外山さんそこが一番難しかったですね。まず、「デザイン」の意味を定義する必要があることがわかり、その議論に時間をさきました。有識者として参加した委員には、研究者やコンサルタントのほかに、プロダクト系のデザイナーやUXデザイナーなど多様なジャンルの人がいて、それぞれのバックグランドからデザインとは何かについて議論するので、それぞれで相容れない部分があったのだろうと思います。
最終的に、「デザインとはブランド構築とイノベーションを生み出すためのものだ」という認識で全員が一致し、そこから議論が進むようになりました。
成田まず「デザイン」の定義が定まり、最終的には「デザイン経営」のコンセプトを打ち出すことができたわけですが、それができた大きな要因は何だったのでしょうか。抽象度が高い議論ですので、議論が発散したり、かみ合わなくなる可能性もあったのではと思います。議論の中で自然に共通認識が生まれていったのでしょうか。
外山さん会議だけではまとまらない部分もあったので、会議外でも議論を重ねていました。その中で、「デザイン経営」という言葉が出てきたのです。特に転機になったのは、ある書籍により、宗像直子前長官を含めた幹部が「デザインが組織を変えていく」という考えに強い興味を持ったときだと思います。そこから状況が大きく動いていったような感覚があります。

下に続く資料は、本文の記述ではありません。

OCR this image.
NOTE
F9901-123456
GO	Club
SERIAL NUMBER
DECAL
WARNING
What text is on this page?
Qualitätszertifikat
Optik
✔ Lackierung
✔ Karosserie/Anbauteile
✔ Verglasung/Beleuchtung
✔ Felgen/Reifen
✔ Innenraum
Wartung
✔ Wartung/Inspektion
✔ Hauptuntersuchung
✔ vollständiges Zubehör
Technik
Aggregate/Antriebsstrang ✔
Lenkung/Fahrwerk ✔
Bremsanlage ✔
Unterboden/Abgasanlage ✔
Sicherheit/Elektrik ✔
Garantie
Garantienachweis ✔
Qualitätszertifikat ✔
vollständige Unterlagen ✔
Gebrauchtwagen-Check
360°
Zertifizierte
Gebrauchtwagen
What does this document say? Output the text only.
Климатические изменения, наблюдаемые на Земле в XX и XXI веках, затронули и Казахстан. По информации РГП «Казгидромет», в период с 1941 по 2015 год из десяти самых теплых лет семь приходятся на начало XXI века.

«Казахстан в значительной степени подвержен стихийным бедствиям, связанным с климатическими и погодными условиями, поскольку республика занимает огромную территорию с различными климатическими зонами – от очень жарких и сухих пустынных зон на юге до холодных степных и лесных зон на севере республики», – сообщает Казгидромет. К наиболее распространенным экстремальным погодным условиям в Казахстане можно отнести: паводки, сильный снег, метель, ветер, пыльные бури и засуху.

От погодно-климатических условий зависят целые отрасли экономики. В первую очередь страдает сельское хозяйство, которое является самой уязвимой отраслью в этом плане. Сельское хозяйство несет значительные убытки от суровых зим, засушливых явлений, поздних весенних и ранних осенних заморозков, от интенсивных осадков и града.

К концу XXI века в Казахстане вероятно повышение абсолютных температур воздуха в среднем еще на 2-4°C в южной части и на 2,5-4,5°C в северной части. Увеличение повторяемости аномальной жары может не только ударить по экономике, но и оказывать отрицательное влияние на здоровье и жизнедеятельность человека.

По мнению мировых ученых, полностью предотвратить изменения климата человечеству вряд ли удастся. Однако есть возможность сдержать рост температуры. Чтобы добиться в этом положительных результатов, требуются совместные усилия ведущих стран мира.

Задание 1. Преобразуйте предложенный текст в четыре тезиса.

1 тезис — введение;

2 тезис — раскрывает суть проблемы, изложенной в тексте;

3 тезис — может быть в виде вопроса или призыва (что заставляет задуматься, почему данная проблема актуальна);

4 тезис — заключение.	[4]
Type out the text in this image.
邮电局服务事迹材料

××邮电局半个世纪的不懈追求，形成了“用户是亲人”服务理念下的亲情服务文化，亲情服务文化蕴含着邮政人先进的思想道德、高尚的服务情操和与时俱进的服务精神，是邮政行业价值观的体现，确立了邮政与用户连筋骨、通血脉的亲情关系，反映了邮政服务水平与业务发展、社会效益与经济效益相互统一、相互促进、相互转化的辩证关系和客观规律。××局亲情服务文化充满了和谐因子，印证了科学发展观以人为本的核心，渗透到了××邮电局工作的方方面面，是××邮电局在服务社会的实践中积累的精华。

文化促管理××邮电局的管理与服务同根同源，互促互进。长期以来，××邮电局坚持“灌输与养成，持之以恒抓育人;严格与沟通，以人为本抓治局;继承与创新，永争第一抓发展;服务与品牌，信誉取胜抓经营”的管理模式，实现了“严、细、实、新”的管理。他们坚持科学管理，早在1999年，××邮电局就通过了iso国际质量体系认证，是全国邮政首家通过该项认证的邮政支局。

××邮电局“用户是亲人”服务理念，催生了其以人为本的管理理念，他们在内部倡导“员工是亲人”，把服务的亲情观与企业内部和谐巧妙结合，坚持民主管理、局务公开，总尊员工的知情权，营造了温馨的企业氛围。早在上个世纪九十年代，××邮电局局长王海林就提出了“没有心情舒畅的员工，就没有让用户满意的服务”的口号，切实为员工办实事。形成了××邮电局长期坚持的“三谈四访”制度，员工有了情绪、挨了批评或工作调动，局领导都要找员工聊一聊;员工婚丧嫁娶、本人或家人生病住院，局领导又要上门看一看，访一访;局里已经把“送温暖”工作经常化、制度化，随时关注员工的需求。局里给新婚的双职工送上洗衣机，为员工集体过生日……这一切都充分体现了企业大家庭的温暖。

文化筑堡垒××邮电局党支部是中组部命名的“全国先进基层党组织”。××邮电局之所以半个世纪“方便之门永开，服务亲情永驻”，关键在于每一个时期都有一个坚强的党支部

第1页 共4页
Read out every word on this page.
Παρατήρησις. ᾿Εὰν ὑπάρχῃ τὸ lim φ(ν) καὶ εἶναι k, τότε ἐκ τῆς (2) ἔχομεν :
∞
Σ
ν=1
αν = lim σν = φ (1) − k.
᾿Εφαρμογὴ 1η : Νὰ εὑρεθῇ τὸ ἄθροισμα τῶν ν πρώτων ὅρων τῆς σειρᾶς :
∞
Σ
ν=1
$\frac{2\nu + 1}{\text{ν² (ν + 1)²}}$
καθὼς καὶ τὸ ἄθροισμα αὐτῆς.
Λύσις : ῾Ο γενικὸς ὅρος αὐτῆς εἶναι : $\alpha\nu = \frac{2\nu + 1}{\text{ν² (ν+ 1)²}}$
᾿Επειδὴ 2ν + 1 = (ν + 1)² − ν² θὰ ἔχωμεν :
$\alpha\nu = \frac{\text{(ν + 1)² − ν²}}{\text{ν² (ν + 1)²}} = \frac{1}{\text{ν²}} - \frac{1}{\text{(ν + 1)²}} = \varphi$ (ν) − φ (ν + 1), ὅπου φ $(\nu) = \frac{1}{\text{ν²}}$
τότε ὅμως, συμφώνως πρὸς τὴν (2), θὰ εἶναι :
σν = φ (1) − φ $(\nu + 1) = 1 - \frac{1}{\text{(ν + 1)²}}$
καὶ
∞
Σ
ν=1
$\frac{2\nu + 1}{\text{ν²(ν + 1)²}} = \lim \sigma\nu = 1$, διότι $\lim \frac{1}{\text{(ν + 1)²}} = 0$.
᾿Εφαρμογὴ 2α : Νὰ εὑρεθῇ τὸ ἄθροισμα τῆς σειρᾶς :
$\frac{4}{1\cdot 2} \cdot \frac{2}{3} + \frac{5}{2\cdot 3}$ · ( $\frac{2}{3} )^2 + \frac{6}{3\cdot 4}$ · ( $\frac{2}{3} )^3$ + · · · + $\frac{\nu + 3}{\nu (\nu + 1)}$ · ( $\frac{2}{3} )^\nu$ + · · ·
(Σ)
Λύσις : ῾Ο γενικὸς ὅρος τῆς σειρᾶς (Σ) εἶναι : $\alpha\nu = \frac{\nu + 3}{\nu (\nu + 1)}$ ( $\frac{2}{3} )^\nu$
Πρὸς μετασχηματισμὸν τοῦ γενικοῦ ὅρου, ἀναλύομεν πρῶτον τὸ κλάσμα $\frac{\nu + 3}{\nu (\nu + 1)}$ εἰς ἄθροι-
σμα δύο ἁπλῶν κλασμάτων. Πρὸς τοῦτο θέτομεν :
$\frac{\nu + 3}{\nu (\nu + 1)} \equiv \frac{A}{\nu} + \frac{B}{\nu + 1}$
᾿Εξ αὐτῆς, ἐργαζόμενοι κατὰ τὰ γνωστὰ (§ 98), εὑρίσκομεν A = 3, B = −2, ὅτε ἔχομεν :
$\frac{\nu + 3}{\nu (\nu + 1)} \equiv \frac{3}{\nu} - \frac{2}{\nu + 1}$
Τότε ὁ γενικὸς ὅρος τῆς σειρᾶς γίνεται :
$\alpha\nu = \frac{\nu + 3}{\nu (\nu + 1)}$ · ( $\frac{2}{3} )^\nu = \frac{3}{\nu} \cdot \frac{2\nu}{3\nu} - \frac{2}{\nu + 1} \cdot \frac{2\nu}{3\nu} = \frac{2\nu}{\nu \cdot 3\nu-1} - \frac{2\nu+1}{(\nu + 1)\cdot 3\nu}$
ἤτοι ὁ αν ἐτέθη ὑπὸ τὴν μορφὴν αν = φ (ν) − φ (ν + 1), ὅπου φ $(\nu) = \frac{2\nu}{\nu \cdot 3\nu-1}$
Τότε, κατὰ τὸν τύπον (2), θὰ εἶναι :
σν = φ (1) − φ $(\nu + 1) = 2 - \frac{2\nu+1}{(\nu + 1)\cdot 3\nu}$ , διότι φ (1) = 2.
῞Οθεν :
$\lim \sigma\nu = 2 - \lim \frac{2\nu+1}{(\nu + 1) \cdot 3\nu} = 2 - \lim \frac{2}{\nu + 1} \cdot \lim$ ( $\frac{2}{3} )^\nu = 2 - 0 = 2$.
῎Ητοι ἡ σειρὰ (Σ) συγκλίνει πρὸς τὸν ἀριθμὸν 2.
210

成田なるほど。それにしても、最初は意匠法改正のための研究会だったものが、予想外の成果につながっていったのですね。
今村さんそうですね。我々がこうした研究会を開催するときは、ある程度の方向性をもってスタートするのが一般的なのですが、「『デザイン経営』宣言」については、予め方向性を想定していたものではありません。ある意味、途中から、議論の内容を分解して再構築して出来上がったもの、と言えると思います。
外山さん 当初の目的だった意匠法の改正も無事に終えましたし、「実」の部分をしっかりとこなした上で、プラスアルファとしてデザイン経営も出すことができました。
成田議論が膨らみ、もっとやれることがあるのではないかということで出てきた成果物、ということですね。
ところで、端的に言って「デザイン経営」とはどのようなものなのでしょうか。デザイン経営について初めて耳にする読者にもわかるように説明してください。
今村さん研究会の内外での議論を経て、特許庁は2018年5月23日に「『デザイン経営』宣言」を公表するのですが、そこで言っているのは、「デザイン」はブランド価値を生むだけでなく、イノベーションを実現する機能もあるのだということです。そして、そうした機能を持つ「デザイン」を活用した経営手法を「デザイン経営」と呼び、社会を変え得るものとして推進しています。 デザインは、ブランドの構築に役立つだけでなく、顧客などの対象を観察することで気づいた潜在ニーズを事業に生かす営みでもあり、それがイノベーションをもたらすという考え方ですね。